El Territorio de Belfort es un departamento del este de Francia, en la región de Borgoña-Franco Condado. La ciudad más grande del departamento, y su prefectura (capital), es Belfort.
Geografía
El Territorio de Belfort ocupa una superficie reducida en el este de Francia, entre las cadenas montañosas de los Vosgos y del Jura, en un corredor estratégico conocido como la Trouée de Belfort o «despeje de Belfort». Su paisaje combina llanuras agrícolas, colinas y zonas boscosas. El clima es templado, con inviernos fríos y veranos cálidos.
Breve historia
Históricamente la zona formó parte de la región de Alsacia. Durante la Guerra franco-prusiana (1870–1871) la ciudad de Belfort resistió un largo asedio; la defensa estuvo a cargo del coronel (luego general) Denfert-Rochereau. Tras el tratado de Fráncfort (1871) la mayor parte de Alsacia pasó a Alemania, pero Belfort permaneció en Francia y se constituyó como un territorio administrativo separado. Con el tiempo esta entidad se transformó en departamento, conservando su identidad propia dentro del Estado francés.
Administración
El Territorio de Belfort tiene el número administrativo 90. Por su tamaño geográfico es un departamento compacto y unitario: la prefectura se halla en la ciudad de Belfort, que concentra la mayor parte de la administración departamental.
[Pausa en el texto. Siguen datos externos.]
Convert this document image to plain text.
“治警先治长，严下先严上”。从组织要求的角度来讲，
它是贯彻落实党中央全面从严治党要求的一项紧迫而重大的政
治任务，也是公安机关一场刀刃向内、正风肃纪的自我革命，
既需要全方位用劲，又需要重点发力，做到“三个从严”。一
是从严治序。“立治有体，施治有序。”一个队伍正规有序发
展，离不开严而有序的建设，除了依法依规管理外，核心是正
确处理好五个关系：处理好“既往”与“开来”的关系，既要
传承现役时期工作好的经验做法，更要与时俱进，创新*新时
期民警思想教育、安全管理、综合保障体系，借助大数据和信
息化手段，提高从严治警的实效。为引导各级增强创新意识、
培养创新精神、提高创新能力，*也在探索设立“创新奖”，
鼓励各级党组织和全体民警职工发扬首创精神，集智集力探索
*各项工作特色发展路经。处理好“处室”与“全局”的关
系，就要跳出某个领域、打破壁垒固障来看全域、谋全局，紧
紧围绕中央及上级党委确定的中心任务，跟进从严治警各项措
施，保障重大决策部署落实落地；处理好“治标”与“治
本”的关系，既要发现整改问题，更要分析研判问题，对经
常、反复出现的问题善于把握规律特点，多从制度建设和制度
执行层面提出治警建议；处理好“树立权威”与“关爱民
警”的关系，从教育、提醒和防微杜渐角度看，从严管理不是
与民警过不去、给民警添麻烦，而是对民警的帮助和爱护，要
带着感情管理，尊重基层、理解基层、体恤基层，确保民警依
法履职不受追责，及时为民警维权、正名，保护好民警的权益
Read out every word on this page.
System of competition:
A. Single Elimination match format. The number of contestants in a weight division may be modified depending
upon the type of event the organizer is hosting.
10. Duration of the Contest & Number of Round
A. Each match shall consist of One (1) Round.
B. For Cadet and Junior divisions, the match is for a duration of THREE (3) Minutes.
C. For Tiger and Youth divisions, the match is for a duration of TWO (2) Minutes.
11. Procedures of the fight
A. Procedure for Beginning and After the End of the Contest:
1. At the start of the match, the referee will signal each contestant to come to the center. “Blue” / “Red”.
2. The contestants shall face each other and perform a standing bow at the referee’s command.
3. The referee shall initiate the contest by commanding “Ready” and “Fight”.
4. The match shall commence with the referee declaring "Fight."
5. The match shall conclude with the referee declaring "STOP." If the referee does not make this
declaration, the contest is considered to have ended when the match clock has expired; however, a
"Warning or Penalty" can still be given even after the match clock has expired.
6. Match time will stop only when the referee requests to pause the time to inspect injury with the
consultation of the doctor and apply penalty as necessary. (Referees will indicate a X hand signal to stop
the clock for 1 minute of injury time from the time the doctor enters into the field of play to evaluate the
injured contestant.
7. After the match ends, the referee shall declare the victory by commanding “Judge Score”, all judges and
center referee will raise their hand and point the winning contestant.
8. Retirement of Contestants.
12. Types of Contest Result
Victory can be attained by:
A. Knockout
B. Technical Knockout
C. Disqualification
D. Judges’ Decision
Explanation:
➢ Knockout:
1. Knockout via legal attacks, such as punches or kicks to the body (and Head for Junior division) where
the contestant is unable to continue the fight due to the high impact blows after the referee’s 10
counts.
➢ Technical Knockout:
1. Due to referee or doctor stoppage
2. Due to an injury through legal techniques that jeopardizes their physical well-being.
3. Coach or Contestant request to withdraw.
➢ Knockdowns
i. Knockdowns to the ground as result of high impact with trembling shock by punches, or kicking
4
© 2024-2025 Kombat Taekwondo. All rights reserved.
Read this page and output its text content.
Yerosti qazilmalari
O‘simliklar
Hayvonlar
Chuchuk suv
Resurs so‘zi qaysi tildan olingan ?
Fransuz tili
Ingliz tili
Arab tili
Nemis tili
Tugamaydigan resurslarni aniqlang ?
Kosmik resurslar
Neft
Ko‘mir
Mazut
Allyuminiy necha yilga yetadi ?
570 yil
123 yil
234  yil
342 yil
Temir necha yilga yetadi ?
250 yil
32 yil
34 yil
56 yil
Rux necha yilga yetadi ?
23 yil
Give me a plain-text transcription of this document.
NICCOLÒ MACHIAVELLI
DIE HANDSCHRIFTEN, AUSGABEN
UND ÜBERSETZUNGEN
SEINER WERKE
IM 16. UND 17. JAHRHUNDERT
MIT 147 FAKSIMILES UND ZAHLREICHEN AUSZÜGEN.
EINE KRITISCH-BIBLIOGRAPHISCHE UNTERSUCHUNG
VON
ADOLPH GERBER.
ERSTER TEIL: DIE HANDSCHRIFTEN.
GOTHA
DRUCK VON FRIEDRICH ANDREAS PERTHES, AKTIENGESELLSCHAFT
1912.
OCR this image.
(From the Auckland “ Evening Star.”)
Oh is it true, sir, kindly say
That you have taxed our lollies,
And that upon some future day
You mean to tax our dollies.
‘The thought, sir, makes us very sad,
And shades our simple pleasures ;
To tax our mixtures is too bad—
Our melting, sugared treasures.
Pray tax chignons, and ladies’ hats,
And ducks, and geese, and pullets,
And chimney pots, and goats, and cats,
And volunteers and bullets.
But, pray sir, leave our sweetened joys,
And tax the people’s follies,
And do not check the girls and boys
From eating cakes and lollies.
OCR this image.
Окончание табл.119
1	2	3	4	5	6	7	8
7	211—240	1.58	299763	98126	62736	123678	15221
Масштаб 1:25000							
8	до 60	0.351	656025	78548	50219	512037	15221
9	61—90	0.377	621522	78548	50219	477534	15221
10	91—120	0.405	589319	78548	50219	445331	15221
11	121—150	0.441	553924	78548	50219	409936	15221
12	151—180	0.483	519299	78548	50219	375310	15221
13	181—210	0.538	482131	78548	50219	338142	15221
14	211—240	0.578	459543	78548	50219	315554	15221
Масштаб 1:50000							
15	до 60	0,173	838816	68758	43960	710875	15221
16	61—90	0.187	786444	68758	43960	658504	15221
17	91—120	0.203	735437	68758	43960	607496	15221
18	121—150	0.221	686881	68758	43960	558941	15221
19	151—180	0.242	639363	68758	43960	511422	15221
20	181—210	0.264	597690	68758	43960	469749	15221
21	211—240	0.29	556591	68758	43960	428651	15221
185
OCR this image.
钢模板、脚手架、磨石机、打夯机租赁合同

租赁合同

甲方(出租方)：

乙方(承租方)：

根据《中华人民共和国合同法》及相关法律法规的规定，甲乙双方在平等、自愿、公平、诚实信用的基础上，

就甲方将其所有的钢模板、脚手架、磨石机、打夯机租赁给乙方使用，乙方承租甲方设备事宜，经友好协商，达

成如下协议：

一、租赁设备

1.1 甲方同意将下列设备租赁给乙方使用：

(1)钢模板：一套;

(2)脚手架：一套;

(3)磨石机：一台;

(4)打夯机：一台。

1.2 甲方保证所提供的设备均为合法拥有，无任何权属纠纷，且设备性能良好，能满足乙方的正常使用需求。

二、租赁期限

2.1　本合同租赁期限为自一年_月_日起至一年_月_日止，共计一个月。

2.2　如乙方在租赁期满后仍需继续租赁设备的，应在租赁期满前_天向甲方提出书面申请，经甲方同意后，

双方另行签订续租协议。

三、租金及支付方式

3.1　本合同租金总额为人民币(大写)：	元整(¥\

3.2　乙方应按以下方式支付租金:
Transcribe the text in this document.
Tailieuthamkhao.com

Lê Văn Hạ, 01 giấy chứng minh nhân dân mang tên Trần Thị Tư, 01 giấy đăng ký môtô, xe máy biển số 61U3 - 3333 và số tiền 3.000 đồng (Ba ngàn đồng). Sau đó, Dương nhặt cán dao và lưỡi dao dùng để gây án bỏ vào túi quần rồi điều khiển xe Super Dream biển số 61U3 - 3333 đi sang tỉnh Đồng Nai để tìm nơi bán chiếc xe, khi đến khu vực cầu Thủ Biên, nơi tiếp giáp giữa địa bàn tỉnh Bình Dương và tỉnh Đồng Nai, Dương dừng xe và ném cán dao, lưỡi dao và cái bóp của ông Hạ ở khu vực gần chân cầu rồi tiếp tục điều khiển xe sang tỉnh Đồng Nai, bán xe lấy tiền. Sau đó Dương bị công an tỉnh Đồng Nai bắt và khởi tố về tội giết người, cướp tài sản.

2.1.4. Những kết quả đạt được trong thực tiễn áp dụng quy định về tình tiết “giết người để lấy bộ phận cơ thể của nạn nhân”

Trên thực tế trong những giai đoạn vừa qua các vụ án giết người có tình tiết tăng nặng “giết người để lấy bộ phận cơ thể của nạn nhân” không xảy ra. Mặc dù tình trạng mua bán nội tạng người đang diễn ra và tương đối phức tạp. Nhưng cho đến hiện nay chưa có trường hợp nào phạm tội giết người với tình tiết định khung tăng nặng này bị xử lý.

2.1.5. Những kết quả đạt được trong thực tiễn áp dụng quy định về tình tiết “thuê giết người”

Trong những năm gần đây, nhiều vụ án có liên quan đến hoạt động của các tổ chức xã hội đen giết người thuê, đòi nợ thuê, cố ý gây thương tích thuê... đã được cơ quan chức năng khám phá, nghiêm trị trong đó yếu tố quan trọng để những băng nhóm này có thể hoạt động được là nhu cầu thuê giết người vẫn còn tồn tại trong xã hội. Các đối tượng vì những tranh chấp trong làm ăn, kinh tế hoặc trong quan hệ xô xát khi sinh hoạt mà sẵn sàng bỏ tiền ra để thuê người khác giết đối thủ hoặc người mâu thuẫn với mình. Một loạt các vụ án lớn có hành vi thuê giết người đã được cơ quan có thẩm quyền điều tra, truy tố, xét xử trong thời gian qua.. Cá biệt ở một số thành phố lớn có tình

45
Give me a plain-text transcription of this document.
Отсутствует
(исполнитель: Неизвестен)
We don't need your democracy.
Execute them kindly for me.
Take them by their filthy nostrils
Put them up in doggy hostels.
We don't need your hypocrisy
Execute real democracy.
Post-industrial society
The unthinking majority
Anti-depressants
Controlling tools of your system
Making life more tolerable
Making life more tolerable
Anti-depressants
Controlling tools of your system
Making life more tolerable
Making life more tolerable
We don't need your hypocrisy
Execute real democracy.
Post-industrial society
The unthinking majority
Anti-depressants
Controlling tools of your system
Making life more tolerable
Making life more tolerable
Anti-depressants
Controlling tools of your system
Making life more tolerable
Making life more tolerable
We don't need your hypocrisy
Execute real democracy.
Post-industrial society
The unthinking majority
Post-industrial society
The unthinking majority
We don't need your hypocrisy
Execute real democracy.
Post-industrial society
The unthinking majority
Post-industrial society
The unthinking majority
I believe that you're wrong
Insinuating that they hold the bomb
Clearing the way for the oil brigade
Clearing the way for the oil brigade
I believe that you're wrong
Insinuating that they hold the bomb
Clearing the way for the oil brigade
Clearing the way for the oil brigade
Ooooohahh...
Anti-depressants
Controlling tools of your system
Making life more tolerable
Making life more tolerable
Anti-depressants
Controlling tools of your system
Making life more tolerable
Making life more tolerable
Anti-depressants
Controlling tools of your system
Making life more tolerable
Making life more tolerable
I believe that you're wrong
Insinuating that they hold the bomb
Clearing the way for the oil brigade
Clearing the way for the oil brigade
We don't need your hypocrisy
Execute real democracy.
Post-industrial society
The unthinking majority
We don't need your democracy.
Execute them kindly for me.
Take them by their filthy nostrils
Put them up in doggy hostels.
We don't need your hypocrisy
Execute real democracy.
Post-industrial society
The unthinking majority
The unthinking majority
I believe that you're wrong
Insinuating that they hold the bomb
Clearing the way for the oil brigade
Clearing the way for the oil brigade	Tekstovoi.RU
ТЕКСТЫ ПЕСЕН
Está dividido en cantones y municipios, con una organización local orientada a la cooperación entre comunas.
Demografía
La población se concentra principalmente en el área urbana de Belfort y su entorno inmediato; el resto del territorio incluye municipios rurales más pequeños. En conjunto el departamento tiene una población relativamente modesta, con una densidad superior a la media rural por la presencia de núcleos industriales y de servicios.
Economía
La economía del Territorio de Belfort combina actividad industrial, especialmente en los sectores mecánico y energético, con un tejido de pymes, actividades comerciales y servicios. La proximidad a grandes ejes de transporte y a mercados internacionales favorece la industrialización y la exportación de productos manufacturados. El turismo, ligado al patrimonio histórico y a la naturaleza, también aporta ingresos.
Cultura y patrimonio
Entre los monumentos y lugares de interés destacan:
- La Ciudadela de Belfort, diseñada por Vauban, con murallas y fortificaciones históricas.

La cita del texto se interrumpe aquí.